They were beyond rational thought. Visions of home fluttered through their minds. Soft green bushes, waterfalls, children, music. Butterflies the size of your hand. Leaves and beans of coffee plants burning through the morning mist as if lit from within. Rivers. Not like this place where they’d gotten lost. Nothing soft here. This world of spikes and crags was as alien to them as if they’d suddenly awakened on Mars. They had seen cowboys cut open cacti to find water in the movies, but they didn’t know what cactus among the many before them might hold some hope. Men tore their faces open chewing saguaros and prickly pears, leaving gutted plants that looked like animals had torn them apart with their claws. The green here was gray.

They were walking now for water, not salvation. Just a drink. They whispered it to each other as they staggered into parched pools of their own shadows, forever spilling downhill before them: Just one drink, brothers. Water. Cold water! They walked west, though they didn’t know it; they had no concept anymore of destination. The only direction they could manage was through the gap they stumbled across as they cut through the Granite Mountains of southern Arizona. Now canyons and arroyos shuffled them west, toward Yuma, though they didn’t know where Yuma was and wouldn’t have reached it if they did.

They came down out of the screaming sun and broke onto the rough plains of the Cabeza Prieta wilderness, at the south end of the United States Air Force’s Barry Goldwater bombing range, where the sun recommenced its burning. Cutting through this region, and lending its name to the terrible landscape, was the Devil’s Highway, more death, another desert. They were in a vast trickery of sand.

In many ancient religious texts, fallen angels were bound in chains and buried beneath a desert known only as Desolation. This could be the place.

Entering the Cabeza Prieta Wildlife Refuge. El Camino del Diablo, 2004
Entering the Cabeza Prieta Wildlife Refuge. El Camino del Diablo, 2004

In the distance, deceptive stands of mesquite trees must have looked like oases. Ten trees a quarter mile apart can look like a cool grove from a distance. In the western desert, twenty miles looks like ten. And ten miles can kill. There was still no water; there wasn’t even any shade.

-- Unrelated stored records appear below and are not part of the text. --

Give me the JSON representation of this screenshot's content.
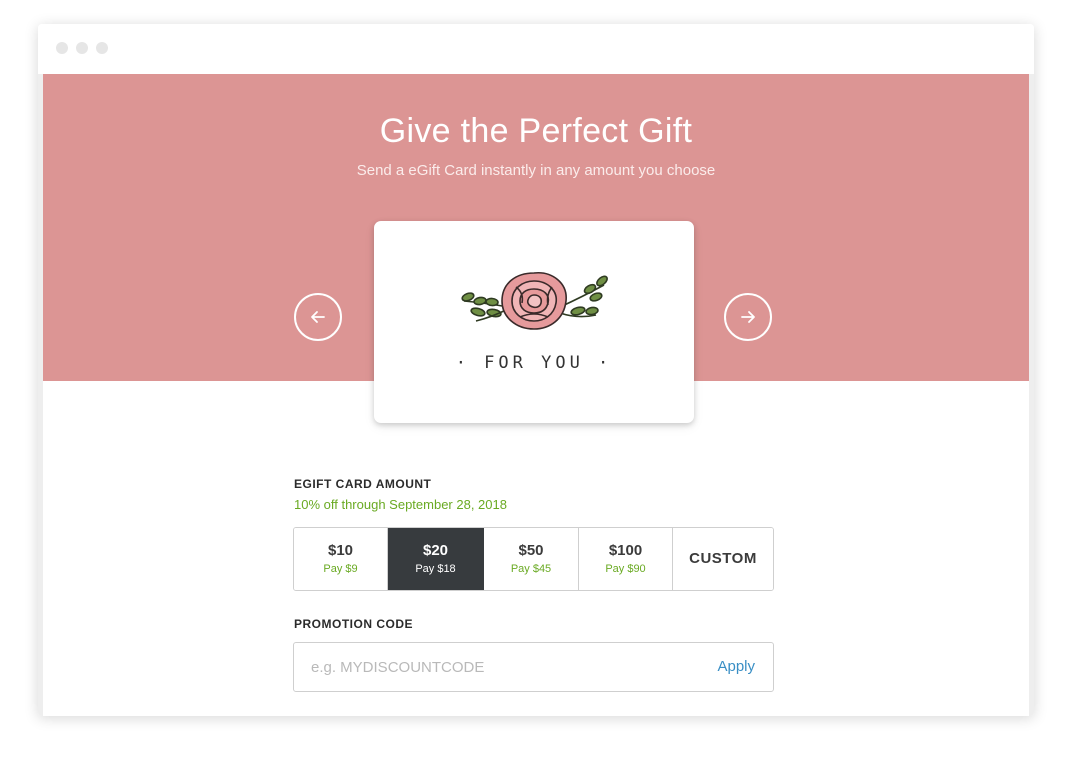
{
  "window": {
    "controls": [
      "dot",
      "dot",
      "dot"
    ]
  },
  "hero": {
    "title": "Give the Perfect Gift",
    "subtitle": "Send a eGift Card instantly in any amount you choose",
    "background_color": "#dc9594",
    "prev_icon": "arrow-left-icon",
    "next_icon": "arrow-right-icon"
  },
  "card": {
    "illustration": "rose-illustration",
    "text": "· FOR YOU ·"
  },
  "amount": {
    "label": "EGIFT CARD AMOUNT",
    "promo_note": "10% off through September 28, 2018",
    "options": [
      {
        "value": "$10",
        "pay": "Pay $9"
      },
      {
        "value": "$20",
        "pay": "Pay $18"
      },
      {
        "value": "$50",
        "pay": "Pay $45"
      },
      {
        "value": "$100",
        "pay": "Pay $90"
      },
      {
        "value": "CUSTOM"
      }
    ],
    "selected": "$20",
    "accent_color": "#6aaa23",
    "selected_color": "#373b3e"
  },
  "promotion": {
    "label": "PROMOTION CODE",
    "placeholder": "e.g. MYDISCOUNTCODE",
    "apply_label": "Apply",
    "link_color": "#3a8fc5"
  }
}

Black ironwood stumps writhed from the ground. Dead for five hundred years, they had already been two thousand years old when they died. It was a forest of eldritch bones. The men had cactus spines in their faces, their hands. There wasn’t enough fluid left in them to bleed. They’d climbed peaks, hoping to find a town, or a river, had seen more landscape, and tumbled down the far side to keep walking. One of them said, “Too many damned rocks.” Pinches piedras, he said. Damned heat. Damned sun.

Now, as they came out of the hills, they faced the plain and the far wall of the Gila Mountains. Mauve and yellow cliffs. A volcanic cone called Raven’s Butte that was dark, as if a rain cloud were hovering over it. It looked as if you could find relief on its perpetually shadowy flanks, but that too was an illusion. Abandoned army tanks, preserved forever in the dry heat, stood in their path, a ghostly arrangement that must have seemed like another bad dream. Their full-sun 110-degree nightmare.

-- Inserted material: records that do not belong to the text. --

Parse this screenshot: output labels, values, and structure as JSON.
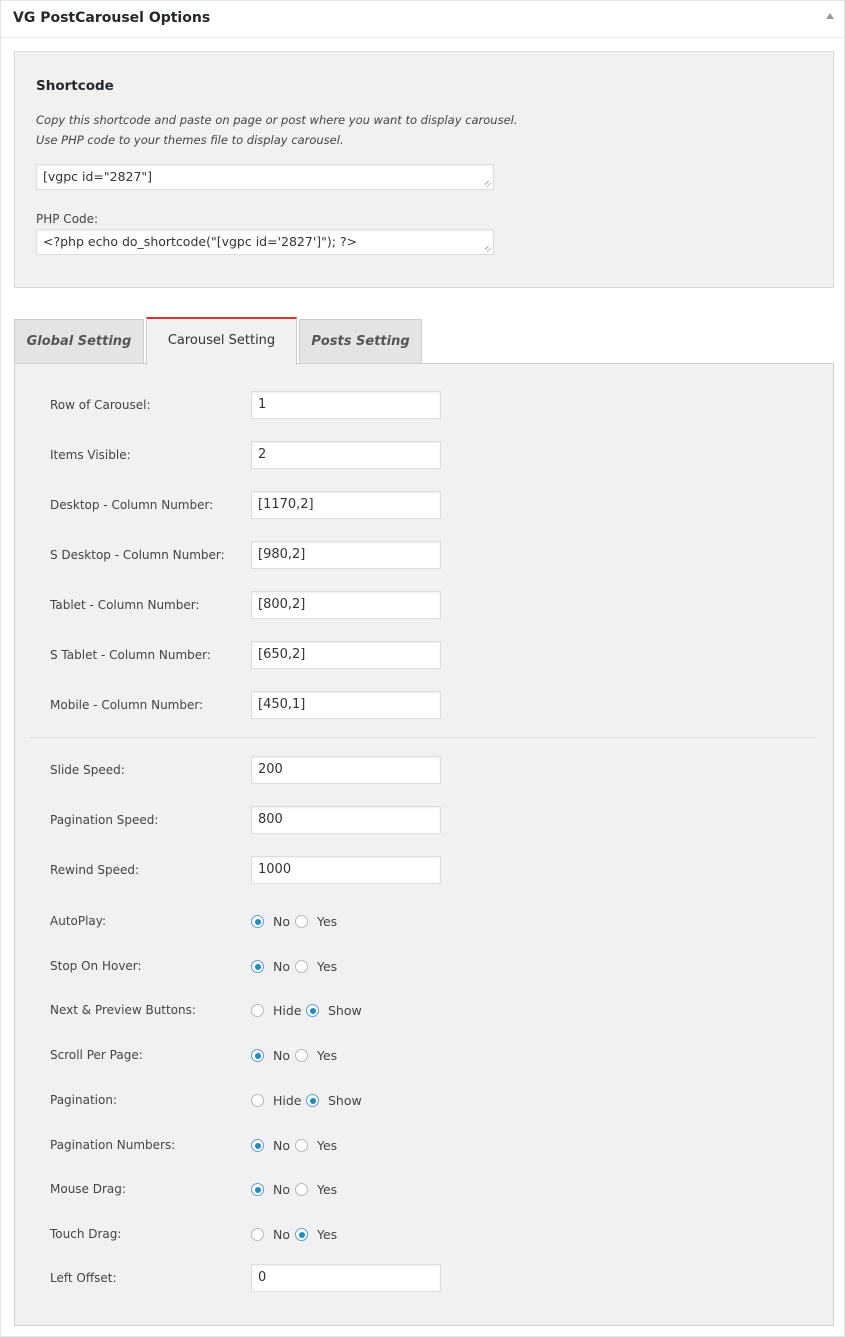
{
  "metabox": {
    "title": "VG PostCarousel Options"
  },
  "shortcode": {
    "title": "Shortcode",
    "desc_line1": "Copy this shortcode and paste on page or post where you want to display carousel.",
    "desc_line2": "Use PHP code to your themes file to display carousel.",
    "shortcode_value": "[vgpc id=\"2827\"]",
    "php_label": "PHP Code:",
    "php_value": "<?php echo do_shortcode(\"[vgpc id='2827']\"); ?>"
  },
  "tabs": {
    "global": "Global Setting",
    "carousel": "Carousel Setting",
    "posts": "Posts Setting"
  },
  "fields": {
    "row_of_carousel": {
      "label": "Row of Carousel:",
      "value": "1"
    },
    "items_visible": {
      "label": "Items Visible:",
      "value": "2"
    },
    "desktop_cols": {
      "label": "Desktop - Column Number:",
      "value": "[1170,2]"
    },
    "s_desktop_cols": {
      "label": "S Desktop - Column Number:",
      "value": "[980,2]"
    },
    "tablet_cols": {
      "label": "Tablet - Column Number:",
      "value": "[800,2]"
    },
    "s_tablet_cols": {
      "label": "S Tablet - Column Number:",
      "value": "[650,2]"
    },
    "mobile_cols": {
      "label": "Mobile - Column Number:",
      "value": "[450,1]"
    },
    "slide_speed": {
      "label": "Slide Speed:",
      "value": "200"
    },
    "pagination_speed": {
      "label": "Pagination Speed:",
      "value": "800"
    },
    "rewind_speed": {
      "label": "Rewind Speed:",
      "value": "1000"
    },
    "left_offset": {
      "label": "Left Offset:",
      "value": "0"
    }
  },
  "radios": {
    "autoplay": {
      "label": "AutoPlay:",
      "opt1": "No",
      "opt2": "Yes",
      "selected": "No"
    },
    "stop_on_hover": {
      "label": "Stop On Hover:",
      "opt1": "No",
      "opt2": "Yes",
      "selected": "No"
    },
    "next_prev": {
      "label": "Next & Preview Buttons:",
      "opt1": "Hide",
      "opt2": "Show",
      "selected": "Show"
    },
    "scroll_per_page": {
      "label": "Scroll Per Page:",
      "opt1": "No",
      "opt2": "Yes",
      "selected": "No"
    },
    "pagination": {
      "label": "Pagination:",
      "opt1": "Hide",
      "opt2": "Show",
      "selected": "Show"
    },
    "pagination_numbers": {
      "label": "Pagination Numbers:",
      "opt1": "No",
      "opt2": "Yes",
      "selected": "No"
    },
    "mouse_drag": {
      "label": "Mouse Drag:",
      "opt1": "No",
      "opt2": "Yes",
      "selected": "No"
    },
    "touch_drag": {
      "label": "Touch Drag:",
      "opt1": "No",
      "opt2": "Yes",
      "selected": "Yes"
    }
  },
  "colors": {
    "active_tab_accent": "#dd3333",
    "radio_checked": "#1e8cbe"
  }
}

“The Devil’s Highway” is a name that has set out to illuminate one notion: bad medicine.

The first white man known to die in the desert heat here did it on January 18, 1541.

Most assuredly, others had died before. As long as there have been people, there have been deaths in the western desert. When the Devil’s Highway was a faint scratch of desert bighorn hoof marks, and the first hunters ran along it, someone died. But the brown and red men who ran the paths left no record outside of faded songs and rock paintings we still don’t understand.

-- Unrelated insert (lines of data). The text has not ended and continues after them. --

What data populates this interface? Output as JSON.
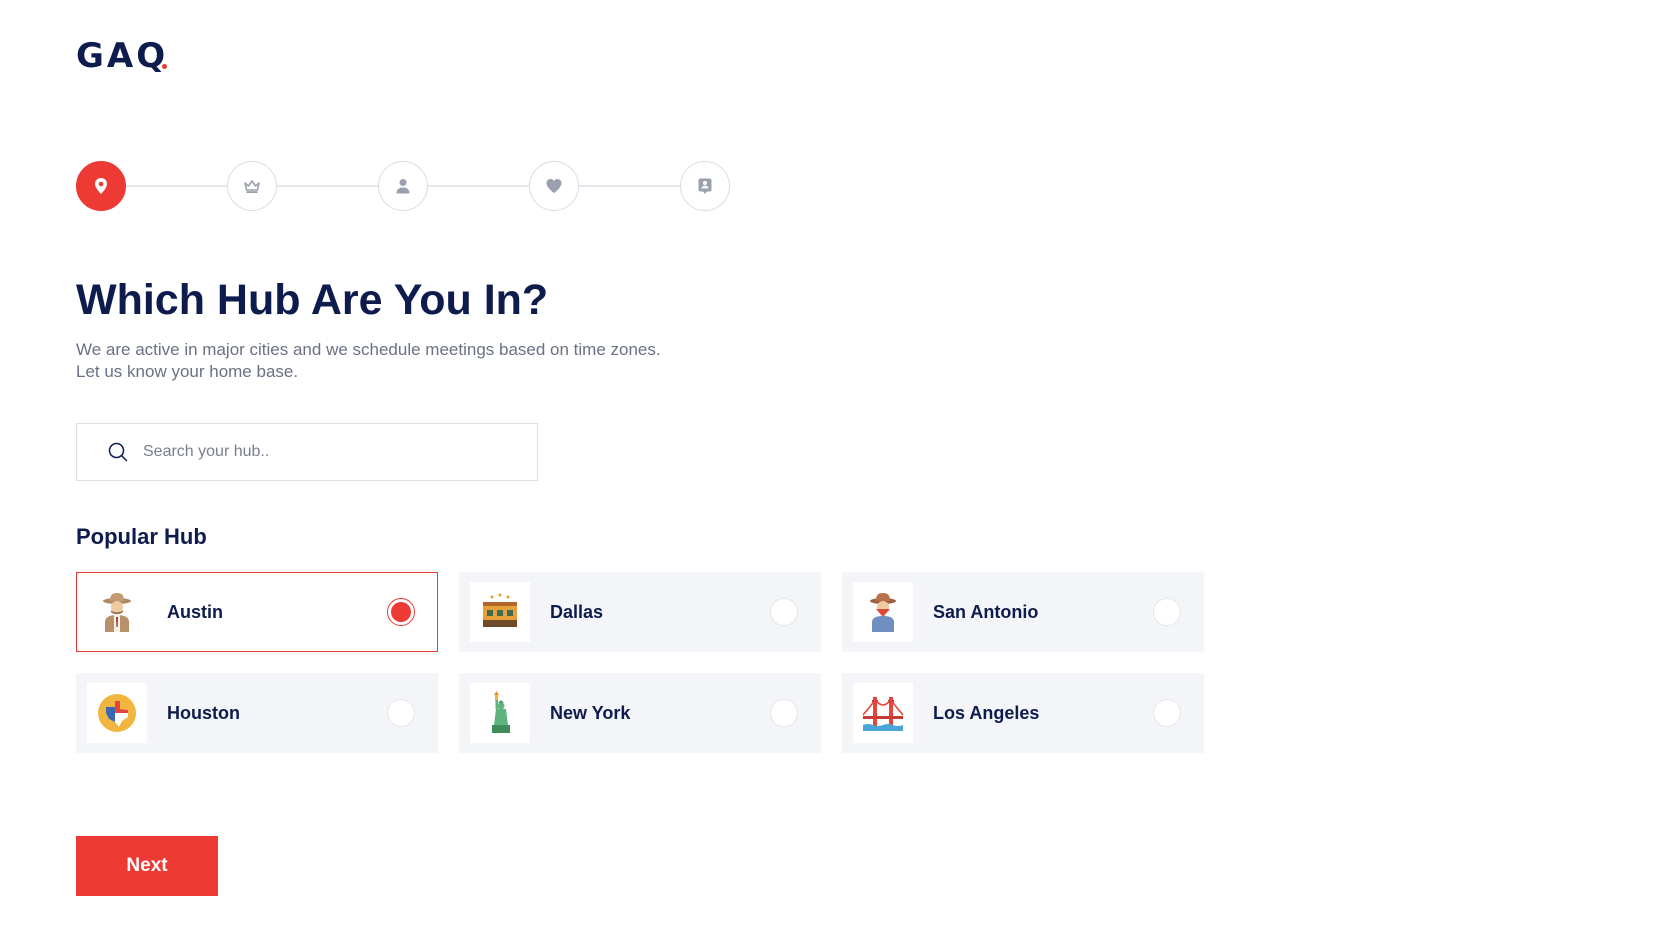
{
  "logo": {
    "text": "GAQ"
  },
  "colors": {
    "accent": "#ee3a35",
    "navy": "#0e1b4d",
    "muted": "#6b7185",
    "card_bg": "#f3f5f8"
  },
  "stepper": {
    "current_step": 1,
    "steps": [
      {
        "icon": "location-pin-icon",
        "active": true
      },
      {
        "icon": "crown-icon",
        "active": false
      },
      {
        "icon": "user-icon",
        "active": false
      },
      {
        "icon": "heart-icon",
        "active": false
      },
      {
        "icon": "contact-card-icon",
        "active": false
      }
    ]
  },
  "header": {
    "title": "Which Hub Are You In?",
    "subtitle_line1": "We are active in major cities and we schedule meetings based on time zones.",
    "subtitle_line2": "Let us know your home base."
  },
  "search": {
    "placeholder": "Search your hub..",
    "value": ""
  },
  "popular": {
    "title": "Popular Hub",
    "hubs": [
      {
        "name": "Austin",
        "icon": "cowboy-icon",
        "selected": true
      },
      {
        "name": "Dallas",
        "icon": "building-icon",
        "selected": false
      },
      {
        "name": "San Antonio",
        "icon": "cowboy-bandana-icon",
        "selected": false
      },
      {
        "name": "Houston",
        "icon": "texas-map-icon",
        "selected": false
      },
      {
        "name": "New York",
        "icon": "statue-of-liberty-icon",
        "selected": false
      },
      {
        "name": "Los Angeles",
        "icon": "golden-gate-bridge-icon",
        "selected": false
      }
    ]
  },
  "footer": {
    "next_label": "Next"
  }
}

Desert spirits of a dark and mysterious nature have always traveled these trails. From the beginning, the highway has always lacked grace — those who worship desert gods know them to favor retribution over the tender dove of forgiveness. In Desolation, doves are at the bottom of the food chain. Tohono O’Odham poet Ofelia Zepeda has pointed out that rosaries and Hail Marys don’t work out here. “You need a new kind of prayers,” she says, “to negotiate with this land.”

*****

The men walked onto the end of a dirt road. They couldn’t know it was called the Vidrios Drag. Now they had a choice. Cross the road and stagger along the front range of the mountains, or stay on the road and hope the Border Patrol would find them. The Border Patrol! Their nemesis. They’d walked into hell trying to escape the Border Patrol, and now they were praying to get caught.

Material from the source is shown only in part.